New
technologies are transforming finance to such a profound and unprecedented
degree that the bank of 2030 could be barely recognisable from that of today.
From big data and artificial intelligence analytics to voice and facial
recognition systems, much of the technology is already under development and
all that is waiting the apps that can bring it all together and the willingness
of consumers to give it a try.
In
the latter respect, the global lockdown imposed to hold back the COVID-19
pandemic has pushed the world to move much more quickly towards a cashless
society than it might otherwise have done and as a consequence could make many
more customers comfortable with the new ways of banking made possible by
the new technologies.
By
2030, it might be perfectly normal to shop or dine and pay for it all
automatically through facial recognition apps or wearable devices such as interactive
glasses. The beginnings of this are evident today through the growing use of
voice-recognition devices such as Amazon Echo or Google Home. Tapping
point-of-sale devices with cards or smartphones will become a cumbersome thing
of the past.
The
physical, high street bank will exist as an invisible digital enabler allowing
their customers to easily use such apps while providing them with a wide range
of tailor-made services that would allow them to track their spending and
finances in real time.
Customers
would be given the digital tools to better manage every aspect of their
finances, or at the other end of the spectrum be able to sit back and know that
the bank’s algorithms will take care of everything for them.
Consumer
comfort with data use essential to digital take-up
Possibly
the most significant development in digital banking is the use of data. It is through data that banks will be able to
anticipate and respond to customers’ individual needs. The bank of 2030 may
even be able to provide up-to-the-minute financial advice and budgeting for
their customers who want it such as what they can afford to spend on such
big-ticket items as a house, a car or a holiday. They may be able to guide
customers to the products and services that best suit their needs and spending
ability, or by analysing customer behaviour to be able to develop targeted
offerings and promotions for services such as shopping and dining.
Part
of the challenge for banks is to instill trust in their customers that personal
data are being used safely. However, non-banking corporate giants such as
Google and Amazon use massive quantities of personal data and people are happy
to use them because of the services they provide and because they are assured
of the data’s security. There is no reason why banks should be any different,
and once customers see for themselves how financial technology can help them
they will be more than happy to use it. If the Blockchain financial technology
currently being developed can progress from its current revolutionary stage to
the mainstream over the next 10 years, its decentralization of data storage
would make transactions still more secure and attract still more customers to
digital banking channels.
Digital
banking adoption surges in Middle East amid COVID pandemic
There
are signs that in the Middle East, where financial inclusion has been much
lower than in the West or much of Asia, there has been a rapid increase in
levels of digital adoption so far this year amid the coronavirus pandemic. Abu Dhabi Islamic Bank reported that in the first half of
2020, there was a fundamental change in consumer behavior as nearly 60% of its
retail customers used its digital channels for a wide range of banking
activities, such as applying for cards and financing or paying bills. Also, during this period, 99% of the bank’s retail
financial transactions were conducted digitally. This may be just the tipping
point the industry needed for digital banking to become widely accepted in the
Middle East.
Because
of this, banks are investing to enhance their digital banking proposition,
whether by developing the digital banking channels that offer convenient,
seamless and uninterrupted banking services themselves or partnering with new
digital ‘challenger’ banks to offer the best possible services.
Technological
developments such as 5G and cloud services will also assist banks in enhancing
their digital offerings. The technologies being developed will not only make
customers feel more secure while putting their needs first, banks will benefit
from the enhancement of risk analytics. These can determine a client’s credit
quality by analysing their spending and bill payment patterns, for example.
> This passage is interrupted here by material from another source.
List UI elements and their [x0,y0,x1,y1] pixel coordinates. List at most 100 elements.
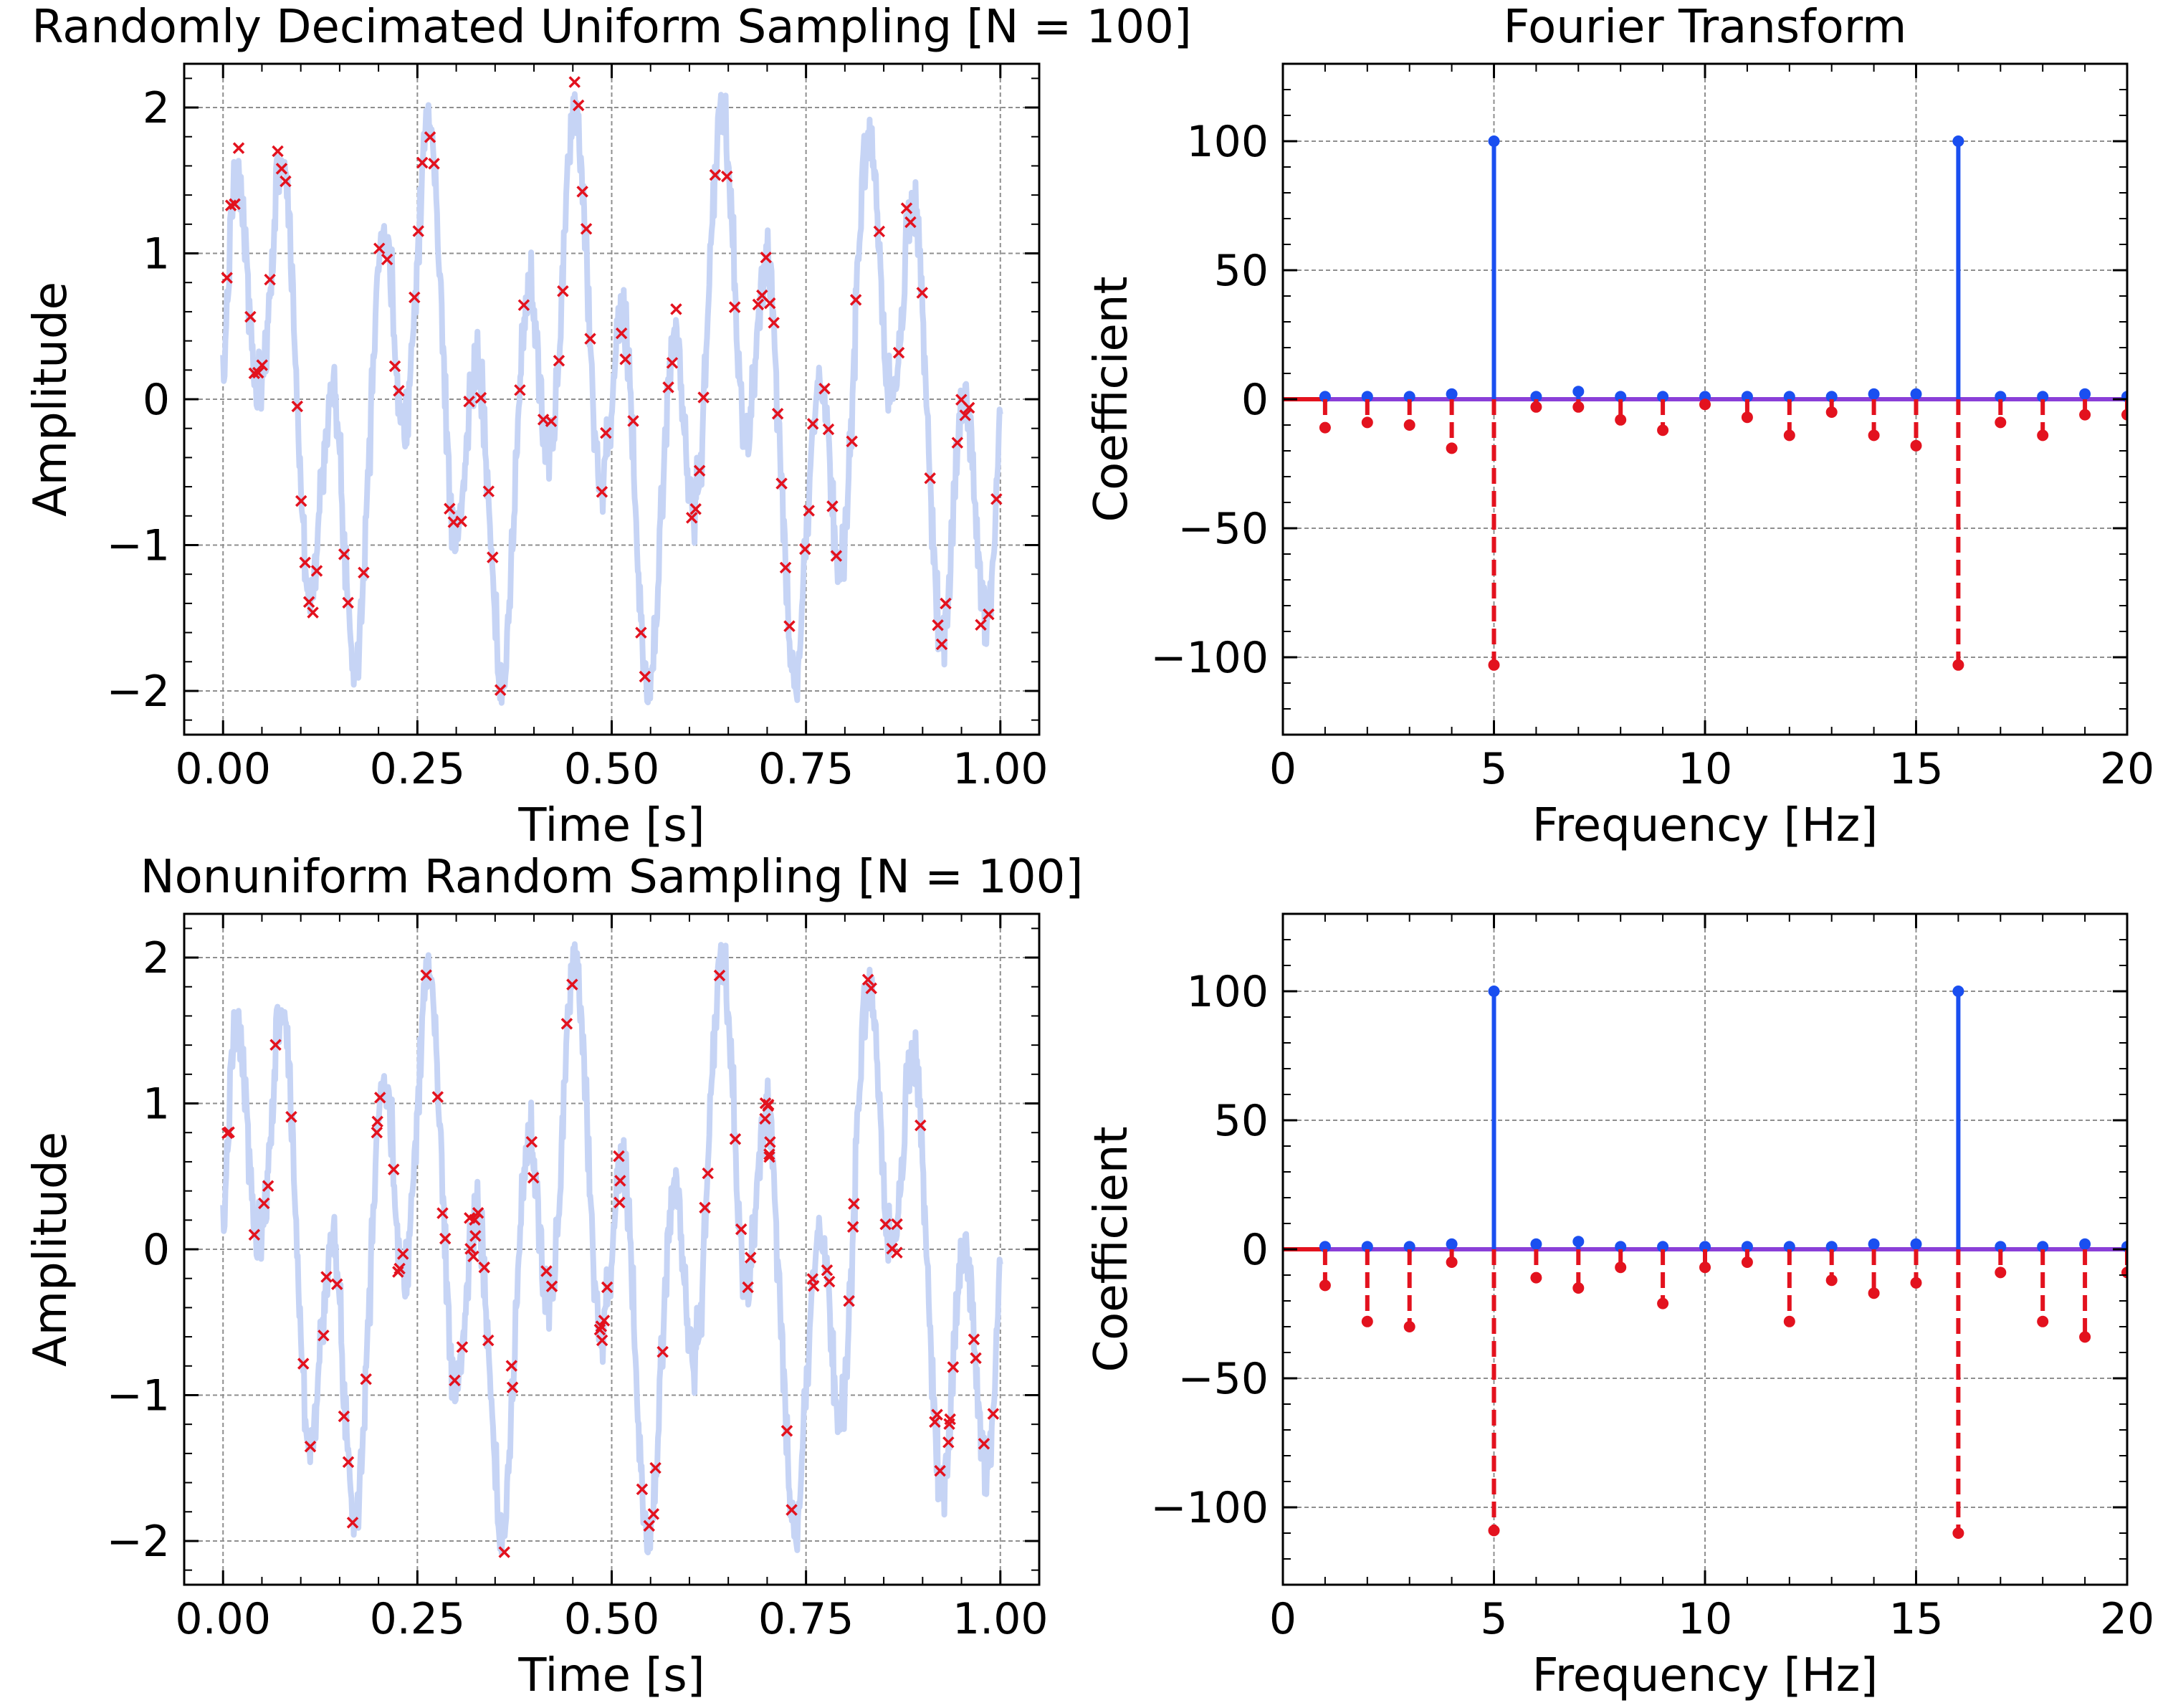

Data analytics and artificial intelligence can also enhance banks’ business
through more targeted marketing initiatives.
There
is enormous potential in the Middle East for digital banking to expand, with
around 300 million currently under the age of 24. The UAE is one of the world’s
largest financial technology markets, with a world-leading mobile penetration
of 173%, while 65% of the population are active users of the Internet.[i] The country aims to be completely
cashless by 2021, and the mobile wallet market there is expected to amount to
$2.3 billion by 2022 as more residents adopt digital payments.[ii] By 2030, the banking landscape in the
Middle East will look very different to today.